Jad, adalah seorang bocah berusia 7 tahun
di era tahun 40-an. Tinggal bersama keluarganya di salah satu apartemen pada sebuah kota di
Prancis. Ia terlahir dari keluarga Yahudi yang taat dan berpendidikan tinggi. Ibunya
salah seorang professor di universitas terkemuka di Perancis kala itu.
Di
salah satu sudut lantai dasar apartemen tersebut, ada sebuah toko kecil
"serba ada" yang menjadi tempat bagi warga sekitar untuk memenuhi
kebutuhan sehari-hari mereka, termasuk keluarga Jad. Toko itu milik seorang
berkebangsaan Turki,
Ibrahim, 67 tahun.
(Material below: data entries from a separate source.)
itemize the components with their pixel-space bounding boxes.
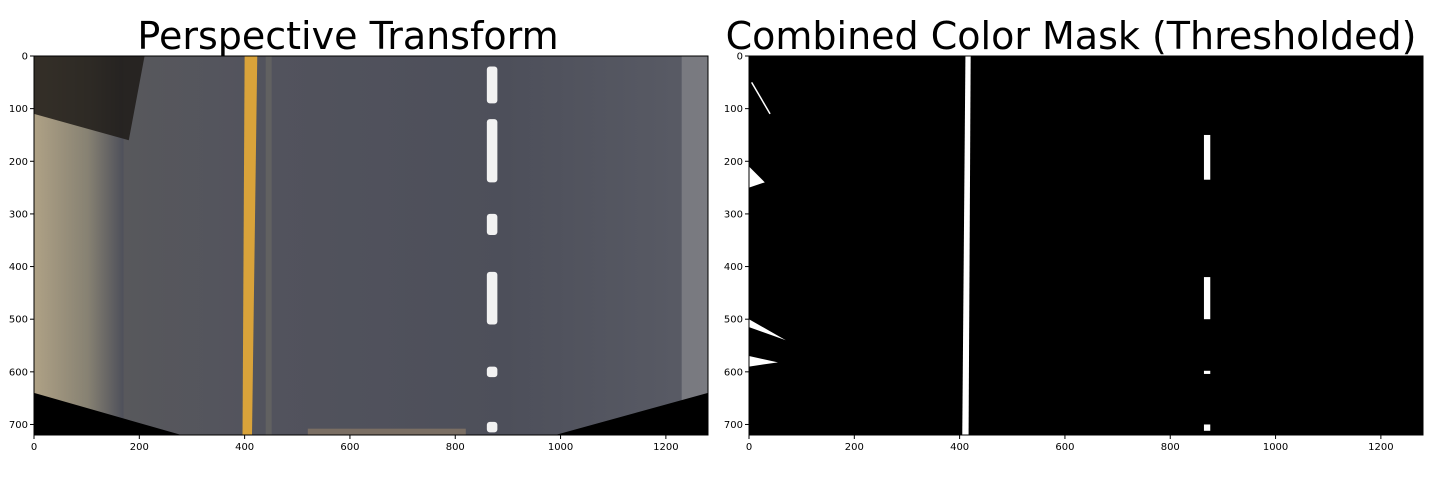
mask-frame (748, 55, 1424, 436)
mask-noise-3 (749, 356, 778, 367)
mask-right-dash-3 (1203, 424, 1211, 431)
mask-noise-1 (749, 166, 765, 188)
mask-ytick: 0 (737, 52, 749, 63)
mask-ytick: 700 (724, 420, 749, 431)
mask-ytick: 100 (724, 104, 749, 115)
mask-xtick-label: 200 (845, 442, 864, 453)
mask-ytick: 500 (724, 315, 749, 326)
perspective-ytick: 700 (9, 420, 34, 431)
perspective-plot: 0 200 400 600 800 1000 1200 0 100 200 300 400 500 600… (9, 52, 709, 453)
white-dash-1 (486, 119, 498, 183)
mask-xtick: 1200 (1368, 435, 1394, 453)
mask-title: Combined Color Mask (Thresholded) (725, 14, 1417, 58)
mask-xtick: 600 (1055, 435, 1074, 453)
mask-ytick-label: 500 (724, 315, 743, 326)
dark-region (34, 56, 145, 141)
perspective-xtick: 0 (31, 435, 37, 453)
perspective-xtick-label: 800 (446, 442, 465, 453)
perspective-panel: Perspective Transform 0 200 400 600 800 1000 1… (9, 14, 709, 453)
perspective-ytick: 600 (9, 367, 34, 378)
white-dash-5 (486, 421, 498, 433)
mask-xtick-label: 0 (746, 442, 752, 453)
road-surface (34, 56, 708, 435)
mask-right-dash-1 (1203, 277, 1211, 320)
perspective-ytick-label: 400 (9, 262, 28, 273)
mask-ytick: 200 (724, 157, 749, 168)
mask-noise-4 (750, 81, 771, 115)
mask-background (749, 56, 1423, 435)
mask-xtick: 400 (950, 435, 969, 453)
mask-xtick-label: 800 (1161, 442, 1180, 453)
perspective-xtick: 1000 (548, 435, 573, 453)
perspective-ytick-label: 200 (9, 157, 28, 168)
mask-ytick-label: 200 (724, 157, 743, 168)
perspective-xtick: 200 (130, 435, 149, 453)
mask-ytick-label: 700 (724, 420, 743, 431)
mask-plot: 0 200 400 600 800 1000 1200 0 100 200 300 400 500 600… (724, 52, 1424, 453)
perspective-xtick-label: 600 (340, 442, 359, 453)
mask-xtick-label: 1000 (1263, 442, 1288, 453)
mask-right-dash-0 (1203, 134, 1211, 180)
mask-noise-2 (749, 319, 786, 341)
left-shoulder (34, 56, 124, 435)
mask-left-line (962, 56, 971, 435)
perspective-ytick: 100 (9, 104, 34, 115)
mask-xtick: 800 (1161, 435, 1180, 453)
perspective-ytick: 500 (9, 315, 34, 326)
white-dash-4 (486, 366, 498, 378)
perspective-xtick: 600 (340, 435, 359, 453)
mask-ytick: 400 (724, 262, 749, 273)
perspective-xtick-label: 1000 (548, 442, 573, 453)
perspective-ytick-label: 600 (9, 367, 28, 378)
mask-panel: Combined Color Mask (Thresholded) 0 200 40… (715, 0, 1435, 504)
perspective-ytick: 300 (9, 209, 34, 220)
white-dash-2 (486, 213, 498, 235)
perspective-ytick-label: 300 (9, 209, 28, 220)
mask-xtick: 0 (746, 435, 752, 453)
white-dash-3 (486, 271, 498, 325)
lane-shadow (265, 56, 272, 435)
mask-ytick: 600 (724, 367, 749, 378)
mask-ytick-label: 0 (737, 52, 743, 63)
right-shoulder (681, 56, 708, 435)
white-dash-0 (486, 66, 498, 104)
perspective-xtick: 400 (235, 435, 254, 453)
mask-ytick-label: 600 (724, 367, 743, 378)
mask-right-dash-2 (1203, 370, 1211, 374)
perspective-xtick: 1200 (653, 435, 679, 453)
mask-xtick: 200 (845, 435, 864, 453)
mask-xtick-label: 600 (1055, 442, 1074, 453)
perspective-ytick-label: 100 (9, 104, 28, 115)
perspective-xtick: 800 (446, 435, 465, 453)
perspective-ytick: 0 (22, 52, 34, 63)
perspective-ytick-label: 700 (9, 420, 28, 431)
perspective-ytick: 200 (9, 157, 34, 168)
perspective-ytick-label: 0 (22, 52, 28, 63)
perspective-frame (33, 55, 709, 436)
mask-xtick-label: 1200 (1368, 442, 1393, 453)
mask-ytick-label: 300 (724, 209, 743, 220)
perspective-xtick-label: 400 (235, 442, 254, 453)
perspective-ytick: 400 (9, 262, 34, 273)
mask-xtick: 1000 (1263, 435, 1288, 453)
car-hood (307, 428, 466, 435)
mask-image (749, 56, 1423, 435)
perspective-ytick-label: 500 (9, 315, 28, 326)
perspective-xtick-label: 1200 (653, 442, 678, 453)
mask-ytick: 300 (724, 209, 749, 220)
mask-ytick-label: 400 (724, 262, 743, 273)
mask-xtick-label: 400 (950, 442, 969, 453)
perspective-title: Perspective Transform (137, 14, 559, 58)
road-image (34, 56, 708, 435)
mask-ytick-label: 100 (724, 104, 743, 115)
yellow-lane-line (242, 56, 258, 435)
perspective-xtick-label: 0 (31, 442, 37, 453)
perspective-xtick-label: 200 (130, 442, 149, 453)
warp-corner-right (555, 392, 708, 435)
warp-corner-left (34, 392, 182, 435)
Seorang yang sangat sederhana, bukan dari kalangan
berpendidikan tinggi.
Jad
kecil hampir setiap hari berbelanja di toko ini. Bila berbelanja, selalu, tanpa
sepengetahuan Ibrahim, setidaknya begitu persangkaannya, diam-diam ia mengambil
sebuah permen coklat. Sampai suatu hari ia lupa mengambil (maaf : mencuri)
coklat tersebut.
Ketika
melangkah meninggalkan toko, Ibrahim memanggilnya dan berkata, "Jad, kamu
lupa sesuatu, Nak." Jad kecil memeriksa belanjaannya. Tetapi, tidak
menemukan sesuatu yg terlupakan.
"Bukan
itu," kata Ibrahim. "Ini." Sambil memegang coklat yang biasa
diambil Jad. Tentu saja Jad kaget dan
ketakutan. Takut bila Ibrahim menyampaikan 'hal memalukan' tersebut ke orang tuanya.
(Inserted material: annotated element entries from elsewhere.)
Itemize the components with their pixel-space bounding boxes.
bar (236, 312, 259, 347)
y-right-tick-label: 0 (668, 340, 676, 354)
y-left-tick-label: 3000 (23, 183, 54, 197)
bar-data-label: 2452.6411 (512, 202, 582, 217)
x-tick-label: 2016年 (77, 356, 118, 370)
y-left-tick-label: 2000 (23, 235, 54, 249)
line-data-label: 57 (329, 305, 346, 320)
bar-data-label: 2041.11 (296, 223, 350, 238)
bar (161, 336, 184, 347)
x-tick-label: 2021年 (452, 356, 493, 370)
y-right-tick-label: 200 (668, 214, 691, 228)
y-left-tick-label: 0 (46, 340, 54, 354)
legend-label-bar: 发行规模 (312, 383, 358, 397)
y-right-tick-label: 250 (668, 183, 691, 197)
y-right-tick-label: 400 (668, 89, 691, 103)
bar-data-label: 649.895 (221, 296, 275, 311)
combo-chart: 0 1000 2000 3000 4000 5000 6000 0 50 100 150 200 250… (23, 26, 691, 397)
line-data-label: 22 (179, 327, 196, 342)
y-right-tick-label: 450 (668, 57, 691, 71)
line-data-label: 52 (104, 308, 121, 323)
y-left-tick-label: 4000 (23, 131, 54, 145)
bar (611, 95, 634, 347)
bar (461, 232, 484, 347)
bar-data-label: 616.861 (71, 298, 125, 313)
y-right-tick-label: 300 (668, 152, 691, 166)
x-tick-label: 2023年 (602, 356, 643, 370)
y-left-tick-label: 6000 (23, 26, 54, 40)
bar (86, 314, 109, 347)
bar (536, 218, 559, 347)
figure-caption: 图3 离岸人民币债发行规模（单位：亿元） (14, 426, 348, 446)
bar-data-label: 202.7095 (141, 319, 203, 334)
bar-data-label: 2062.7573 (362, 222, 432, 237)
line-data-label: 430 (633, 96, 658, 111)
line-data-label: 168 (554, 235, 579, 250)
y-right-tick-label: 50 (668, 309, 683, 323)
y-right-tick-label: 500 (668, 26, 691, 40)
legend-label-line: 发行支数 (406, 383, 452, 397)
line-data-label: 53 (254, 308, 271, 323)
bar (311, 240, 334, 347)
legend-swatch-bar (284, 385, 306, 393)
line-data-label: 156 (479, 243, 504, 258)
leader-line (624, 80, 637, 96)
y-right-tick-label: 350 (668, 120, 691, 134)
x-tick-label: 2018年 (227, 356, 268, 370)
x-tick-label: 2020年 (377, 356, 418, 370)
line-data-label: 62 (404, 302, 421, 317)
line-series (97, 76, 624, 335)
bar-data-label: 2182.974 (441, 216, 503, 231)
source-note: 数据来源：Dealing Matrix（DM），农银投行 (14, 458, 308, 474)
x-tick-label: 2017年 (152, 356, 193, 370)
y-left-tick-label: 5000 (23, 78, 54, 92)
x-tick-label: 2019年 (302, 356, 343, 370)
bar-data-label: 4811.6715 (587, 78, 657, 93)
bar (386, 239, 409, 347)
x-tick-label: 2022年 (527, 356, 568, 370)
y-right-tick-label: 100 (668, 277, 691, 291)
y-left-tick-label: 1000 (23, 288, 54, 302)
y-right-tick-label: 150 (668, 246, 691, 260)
Reaksinya, bengong dan pucat..
"Tidak
apa-apa, Nak,.. Mulai hari ini kau boleh mengambil sebuah coklat gratis setiap
berbelanja sebagai hadiah. Tapi, berjanjilah untuk jujur mengatakannya,"
kata
Ibrahim sambil tersenyum.
Sejak
hari itu, Jad menjadi sahabat Ibrahim.
Ia
tidak hanya datang menjumpai Ibrahim untuk berbelanja, tetapi juga menjadi
tempat bercerita dan menumpahkan keluh kesahnya.
Bila
menghadapi suatu masalah, Ibrahim adalah orang yg pertama diajaknya berbicara.
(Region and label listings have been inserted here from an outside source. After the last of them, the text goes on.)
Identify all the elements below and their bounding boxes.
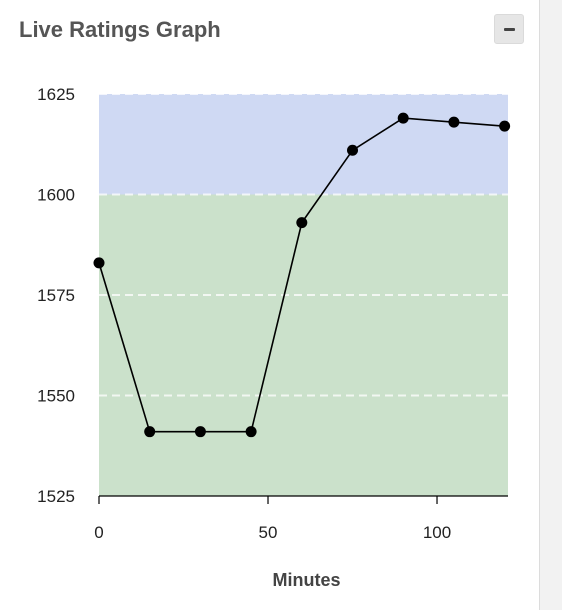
collapse-button[interactable] xyxy=(494,14,524,44)
x-tick-label: 0 xyxy=(94,523,103,542)
data-point xyxy=(245,426,257,438)
y-tick-label: 1625 xyxy=(37,85,75,104)
x-tick-label: 100 xyxy=(423,523,451,542)
upper-rating-band xyxy=(99,94,508,195)
x-tick-label: 50 xyxy=(259,523,278,542)
data-point xyxy=(144,426,156,438)
data-point xyxy=(194,426,206,438)
panel-title: Live Ratings Graph xyxy=(19,17,221,42)
data-point xyxy=(397,112,409,124)
lower-rating-band xyxy=(99,194,508,496)
chart-axes: 1525 1550 1575 1600 1625 0 50 100 xyxy=(37,85,508,542)
panel-header: Live Ratings Graph xyxy=(0,0,540,62)
chart-series xyxy=(93,112,511,438)
data-point xyxy=(296,217,308,229)
data-point xyxy=(499,120,511,132)
y-tick-label: 1550 xyxy=(37,387,75,406)
x-axis-title: Minutes xyxy=(272,570,340,590)
data-point xyxy=(347,144,359,156)
y-tick-label: 1600 xyxy=(37,186,75,205)
data-point xyxy=(93,257,105,269)
chart-gridlines xyxy=(99,93,508,397)
y-tick-label: 1575 xyxy=(37,286,75,305)
ratings-chart: 1525 1550 1575 1600 1625 0 50 100 Minutes xyxy=(37,85,511,590)
chart-bands xyxy=(99,94,508,496)
data-point xyxy=(448,116,460,128)
ratings-panel: Live Ratings Graph 1525 1550 1575 1600 1625 0… xyxy=(0,0,540,610)
minus-icon xyxy=(504,28,515,31)
y-tick-label: 1525 xyxy=(37,487,75,506)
Dan, bila itu terjadi, Ibrahim tidak pernah langsung menjawabnya, namun selalu
menyuruh Jad untuk membuka halaman sebuah buku tebal yg tersimpan di sebuah
kotak kayu. Ibrahim akan membaca dua halaman tersebut tanpa suara, kemudian
menjelaskan jawaban dari masalah yang dihadapi Jad.
Hal
tersebut berlangsung selama lebih kurang 17 tahun. Sampai satu
ketika salah seorang anak Ibrahim mendatangi Jad dan memberikan kotak tersebut
kepadanya sembari membawa berita yang sangat menyedihkan Jad yang saat itu
telah menjadi pemuda. Ibrahim, sahabat sejatinya telah berpulang. Wafat.
Kotak
berisi kitab itu diterimanya penuh haru. Jad memperlaku-kannya dengan takzim
sebagai representasi Ibrahim.
Satu
ketika, saat ia berhadapan dengan satu masalah pelik, ia mengambil kotak dan
membuka kitab yang ada di dalamnya, sebagaimana yg sering ia lakukan dengan
Ibrahim. Ternyata kitab itu bertuliskan huruf arab. Ia pun memohon kepada
temannya yang berkebangsaan Tunisia untuk menjelaskan makna dari 2 halaman yang
dipilihnya secara acak.
Sang
teman ini pun kemudian membacakan makna tulisan itu. Sungguh, apa yang disampaikan
sahabatnya, seakan bagai jawaban khusus
bagi masalah yang sedang ia hadapi....
Jad
lalu bertanya kepada sahabatnya: "Ini kitab apa..?"
"Al-Qur'an,
kitab suci Umat Islam."
Kaget
dan takjub Jad mendengar hal tersebut, Ia langsung bertanya bagaimana syarat
utk menjadi seorang Muslim.
Dijawab
oleh Si Tunisia : "Mudah, Syahadat dan berusaha menjalankan Syariah."
Hari
itu Jad masuk Islam dan mengubah namanya menjadi Jadullah Al-Qurani. Dia berjanji untuk
mempelajari Al-Quran dengan se baik-baik dan semampunya.
Tentu
saja keluarganya yang beragama Yahudi, terutama Ibunya yang profesor,sulit
menerima hal tersebut dan berusaha untuk mengembalikan Jad kepada keyakinannya
semula.
Sang
Ibu berjuang dengan berbagai cara bahkan mengajak teman-teman dari kalangan
intelektual Yahudi untuk memberi pengertian pada Jad. Ini berlangsung selama 30
tahun, tetapi tidak berhasil.
"Pengaruh
Ibrahim yang bersahaja, ternyata mengalahkan semua orang-orang pintar di sekitar
Jad."
Jadullah
pernah berkata:
"Saya
menjadi Muslim di tangan seorang lelaki yang justru tidak pernah berbicara
tentang agama"..
"Tak
pernah berkata" :
"kamu
Yahudi!!"
"kamu
Kafir!"
"belajarlah
agama!"
"Jadilah
muslim!"
Tapi,
ia menyentuh saya dengan "akhlak", sebaik-baiknya perilaku.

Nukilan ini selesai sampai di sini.